In her second garden, Maria Dubin collects the flowers of asceticism and meditation. Planted by Christian sisters, watered by Muslim hands, flowering in a mystical soil, these stamens of pollens, these fragile stems, are a reflection of life and a condensed of chance.
With flowers for Ariane thread
It was in the middle of Ramadan, when the ritual fast took place, that Maria Dubin recreated these flowers, picked them to make them chromatic beings. In the silence of the city that prays, in the humus of a garden where cultures surreptitiously dialogue, this surprising series was born.
The bright and warm colors, the raw and fleeting shapes refer to the syntax of Maria’s works. The flowers are like disembodied, absurd, free and aberrant.
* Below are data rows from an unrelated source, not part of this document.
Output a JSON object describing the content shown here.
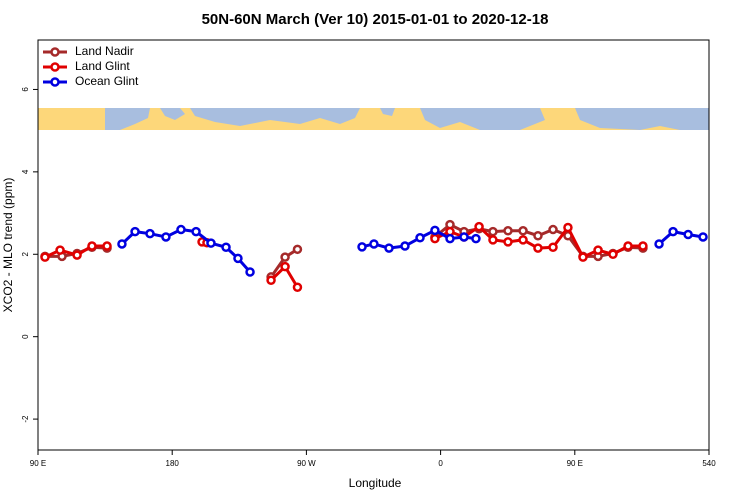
{
  "chart_data": {
    "type": "line",
    "title": "50N-60N March (Ver 10)   2015-01-01 to 2020-12-18",
    "x_label": "Longitude",
    "y_label": "XCO2 - MLO trend (ppm)",
    "xlim": [
      90,
      540
    ],
    "ylim": [
      -2.75,
      7.2
    ],
    "xticks": [
      {
        "value": 90,
        "label": "90 E"
      },
      180,
      {
        "value": 270,
        "label": "90 W"
      },
      {
        "value": 360,
        "label": "0"
      },
      {
        "value": 450,
        "label": "90 E"
      },
      540
    ],
    "yticks": [
      -2,
      0,
      2,
      4,
      6
    ],
    "legend": "upper left",
    "series": [
      {
        "name": "Land Nadir",
        "color": "#a52a2a",
        "x": [
          94.7,
          106.1,
          116.2,
          126.2,
          136.3,
          null,
          246.3,
          255.7,
          264.0,
          null,
          356.2,
          366.3,
          375.7,
          385.8,
          395.1,
          405.2,
          415.3,
          425.3,
          435.4,
          445.4,
          455.5,
          465.6,
          475.6,
          485.7,
          495.7
        ],
        "values": [
          1.95,
          1.95,
          2.02,
          2.17,
          2.15,
          null,
          1.45,
          1.93,
          2.12,
          null,
          2.42,
          2.72,
          2.55,
          2.62,
          2.55,
          2.57,
          2.57,
          2.45,
          2.6,
          2.45,
          1.95,
          1.95,
          2.02,
          2.17,
          2.15
        ]
      },
      {
        "name": "Land Glint",
        "color": "#e00000",
        "x": [
          94.7,
          104.8,
          116.2,
          126.2,
          136.3,
          null,
          200.0,
          203.3,
          null,
          246.3,
          255.7,
          264.0,
          null,
          356.2,
          366.3,
          375.7,
          385.8,
          395.1,
          405.2,
          415.3,
          425.3,
          435.4,
          445.4,
          455.5,
          465.6,
          475.6,
          485.7,
          495.7
        ],
        "values": [
          1.93,
          2.1,
          1.98,
          2.2,
          2.2,
          null,
          2.3,
          2.28,
          null,
          1.37,
          1.7,
          1.2,
          null,
          2.38,
          2.55,
          2.42,
          2.67,
          2.35,
          2.3,
          2.35,
          2.15,
          2.17,
          2.65,
          1.93,
          2.1,
          2.0,
          2.2,
          2.2
        ]
      },
      {
        "name": "Ocean Glint",
        "color": "#0000e0",
        "x": [
          146.3,
          155.1,
          165.1,
          175.8,
          185.9,
          196.0,
          206.0,
          216.1,
          224.1,
          232.2,
          null,
          307.3,
          315.3,
          325.4,
          336.1,
          346.2,
          356.2,
          366.3,
          375.7,
          383.7,
          null,
          506.5,
          515.9,
          526.0,
          536.0
        ],
        "values": [
          2.25,
          2.55,
          2.5,
          2.42,
          2.6,
          2.55,
          2.27,
          2.17,
          1.9,
          1.57,
          null,
          2.18,
          2.25,
          2.15,
          2.2,
          2.4,
          2.58,
          2.38,
          2.42,
          2.38,
          null,
          2.25,
          2.55,
          2.48,
          2.42
        ]
      }
    ]
  }
}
Our gaze crosses them, linger on the textures, suspends their strangeness and then remembers the garden where they pushed, recalls Maria in the grip with what she perceives, also remembers another garden in Copenhagen.
Between reminiscences of Blixen and Tunisian fragrances, Maria Dubin vogue between two gardens and pays tribute to two countries that are hers. With flowers for Ariane thread and colors that are the credo of an artist who, according to the adage, cultivates her extreme gardens.